You’ll Myth Me When I’m Gone

Some of you know already, but for those who aren’t aware, Christina and I are in our first week of leading our first study abroad program: Bucknell/Penn State in Athens! Christina is the official faculty-in-residence leader of the trip, but as her partner and the instructor of one course this term, I am obviously helping her with the formal and informal duties and obligations related to shepherding ten undergraduates on an 89-day adventure into Greeces both modern and ancient.

Christina is teaching two of her own political science courses related to Greek political development and democracy in theory and practice, while I will be teaching a course on the films of Yorgos Lanthimos and their often fraught relationship with Greek myth. Christina is also responsible for overseeing a Culture and Environment course that brings students (and us) into more direct contact with experts in the modern Greek context, including experts on wildfires, sea turtle conservation, various agricultural concerns, and more. In addition, all of the students take an archaeology course on ancient Greece, and they are given the option of enrolling in a modern Greek course, too.

The students are fantastic, animated, and engaged. We’re all getting over our jet lag, settling in to our surroundings, and finding our bearings around the Pangrati neighborhood of Athens near the Kalimarmaro Olympic stadium and the Temple of Olympian Zeus. Christina and I have already twice returned for solid runs in the National Gardens next to the Parliament building, where we ran when came to Athens in December of 2023.

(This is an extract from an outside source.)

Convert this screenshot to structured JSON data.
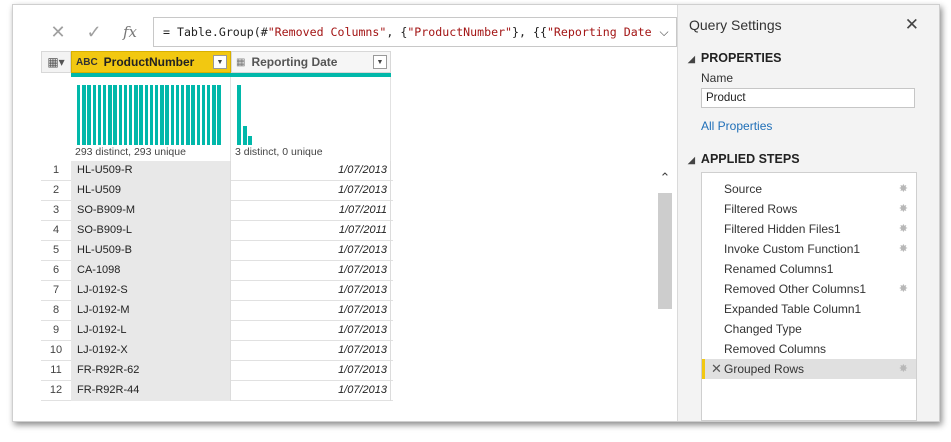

The program is facilitated partly through the Athens Centre, a local philanthropic organization that provides logistical support to academic programs of varying length and focus. There is a large classroom there where I found this wonderful framed poster from a film screening from decades past. It made me feel at home to be part of an organization that cares about sharing modern culture as much as it cares about introducing students to ancient civilization, as well.

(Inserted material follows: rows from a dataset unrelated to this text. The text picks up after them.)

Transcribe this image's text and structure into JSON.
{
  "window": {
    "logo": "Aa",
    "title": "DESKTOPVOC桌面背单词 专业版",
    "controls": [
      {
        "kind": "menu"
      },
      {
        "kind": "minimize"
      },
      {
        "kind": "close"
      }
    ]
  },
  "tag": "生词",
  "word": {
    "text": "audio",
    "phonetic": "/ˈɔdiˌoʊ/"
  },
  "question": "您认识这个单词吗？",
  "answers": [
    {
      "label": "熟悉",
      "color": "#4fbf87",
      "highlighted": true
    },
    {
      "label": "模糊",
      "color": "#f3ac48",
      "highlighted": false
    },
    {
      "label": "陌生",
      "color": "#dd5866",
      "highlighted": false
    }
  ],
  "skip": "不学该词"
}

One of the other extraordinary parts of this experience is that we chose to bring our elderly cat, Nibbler (she’s almost 18!), along with us on this adventure.

This was the first time Nibbler ever flew in an airplane, and she pretty much handled it like a pro. She was a bit cranky on the second leg of the journey from Frankfurt to Athens, but we all arrived in one piece. Now she is getting to know her new stomping grounds.

Meanwhile, our other adorable feline, Madeleine Albright (the tortie), is back at home in Lewisburg with our house sitters, one of whom comes with a cat of her own, the relatively kittenish Annata (gray and white). We get photographic evidence with some regularity that Madeleine Albright is warming nicely to her new housemate.